En limitant les occasion de jouer un rôle culturelle, nous acceptons, culturellement d'être remplacés. Et comme en tant que nation minoritaire nous sommes politiquement, économiquement et socialement constamment remplacés, parce qu'intégrés dans un système politique qui est le reflet des institutions d'un peuple majoritaire qui n'est pas le nôtre, nous avons besoin des ailes que nous procure l'épanouissement artistique et culturel (parce qu'absolu et transcendant comme je l'ai dit plus haut).

Est-ce plus clair?

Si ça ne l'est pas, voici quelques lecture : il faut d'abord lire l'excellente critique de Baudelaire, «Le peintre de la vie moderne»

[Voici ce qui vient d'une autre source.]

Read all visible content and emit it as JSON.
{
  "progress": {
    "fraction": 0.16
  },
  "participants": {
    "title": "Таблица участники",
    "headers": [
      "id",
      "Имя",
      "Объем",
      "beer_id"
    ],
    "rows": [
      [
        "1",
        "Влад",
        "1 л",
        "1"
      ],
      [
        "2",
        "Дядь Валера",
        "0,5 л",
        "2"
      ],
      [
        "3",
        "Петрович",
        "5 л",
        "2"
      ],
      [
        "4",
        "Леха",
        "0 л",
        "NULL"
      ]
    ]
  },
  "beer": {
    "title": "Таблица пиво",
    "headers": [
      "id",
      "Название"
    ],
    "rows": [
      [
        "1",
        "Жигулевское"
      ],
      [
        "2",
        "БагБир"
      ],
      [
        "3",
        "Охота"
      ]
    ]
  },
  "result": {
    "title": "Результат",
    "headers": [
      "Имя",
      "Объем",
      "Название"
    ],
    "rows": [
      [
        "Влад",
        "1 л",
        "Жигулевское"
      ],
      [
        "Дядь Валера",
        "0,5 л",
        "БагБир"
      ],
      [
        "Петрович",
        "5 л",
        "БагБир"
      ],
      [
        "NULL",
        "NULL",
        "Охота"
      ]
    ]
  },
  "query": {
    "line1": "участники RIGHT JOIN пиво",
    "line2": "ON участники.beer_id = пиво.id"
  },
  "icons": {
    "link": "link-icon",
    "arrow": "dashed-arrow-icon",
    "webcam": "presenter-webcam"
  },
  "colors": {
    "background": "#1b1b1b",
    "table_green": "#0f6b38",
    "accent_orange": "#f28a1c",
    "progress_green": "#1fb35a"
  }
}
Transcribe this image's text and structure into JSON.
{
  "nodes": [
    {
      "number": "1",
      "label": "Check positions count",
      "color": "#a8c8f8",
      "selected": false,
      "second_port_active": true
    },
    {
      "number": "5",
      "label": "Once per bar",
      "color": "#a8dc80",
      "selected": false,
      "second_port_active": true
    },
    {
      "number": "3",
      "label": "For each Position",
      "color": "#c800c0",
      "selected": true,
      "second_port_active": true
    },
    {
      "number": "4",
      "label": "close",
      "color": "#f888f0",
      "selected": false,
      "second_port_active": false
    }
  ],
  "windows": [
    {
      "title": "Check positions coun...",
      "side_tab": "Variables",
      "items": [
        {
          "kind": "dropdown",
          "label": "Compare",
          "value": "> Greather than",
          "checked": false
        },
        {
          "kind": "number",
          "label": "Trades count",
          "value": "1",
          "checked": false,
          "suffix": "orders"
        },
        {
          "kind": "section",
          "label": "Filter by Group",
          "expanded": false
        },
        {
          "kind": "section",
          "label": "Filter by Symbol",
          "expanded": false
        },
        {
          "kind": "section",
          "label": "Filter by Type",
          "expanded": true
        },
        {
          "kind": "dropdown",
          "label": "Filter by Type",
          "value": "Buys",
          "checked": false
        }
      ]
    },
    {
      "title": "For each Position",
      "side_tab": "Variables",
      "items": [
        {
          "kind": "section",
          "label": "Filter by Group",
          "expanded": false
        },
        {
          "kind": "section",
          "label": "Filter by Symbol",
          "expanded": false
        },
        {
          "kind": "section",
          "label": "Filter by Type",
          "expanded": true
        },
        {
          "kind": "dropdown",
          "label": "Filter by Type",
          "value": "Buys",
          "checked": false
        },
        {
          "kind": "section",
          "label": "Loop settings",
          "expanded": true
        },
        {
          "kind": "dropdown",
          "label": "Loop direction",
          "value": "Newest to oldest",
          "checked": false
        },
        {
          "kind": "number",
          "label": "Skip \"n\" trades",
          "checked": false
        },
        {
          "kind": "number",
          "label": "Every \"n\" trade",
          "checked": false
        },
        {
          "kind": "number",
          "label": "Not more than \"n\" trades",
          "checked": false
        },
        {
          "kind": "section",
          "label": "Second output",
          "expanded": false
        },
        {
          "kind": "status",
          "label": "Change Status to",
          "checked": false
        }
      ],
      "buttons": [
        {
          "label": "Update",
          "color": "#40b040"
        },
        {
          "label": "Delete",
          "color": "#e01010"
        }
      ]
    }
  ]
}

Un peu de Miron ne fait pas de tort :

«Je suis sur la place publique avec les miens

la poésie n'a pas à rougir de moi

j'ai su qu'une espérance soulevait ce monde jusqu'ici.»



Il n'avait pour armes que sa voix et sa voix tonnait haut :

«je radote à l'envers je chambrale dans les portes

je fais peur avec ma voix les moignons de ma voix.»

Avec simplement cela il va «s'arracher le colonialisme de la gueule»



Vous pourrez terminer avec Wilde (dans sa préface au Portrait de Dorian Gray) et vous aurez mieux compris ce que j'entendais par mon refus de l'aliénation de l'art par le commerce.



Nous pourrons plus facilement discuter à l'aune de votre interprétation de ces textes ou de textes de votre choix.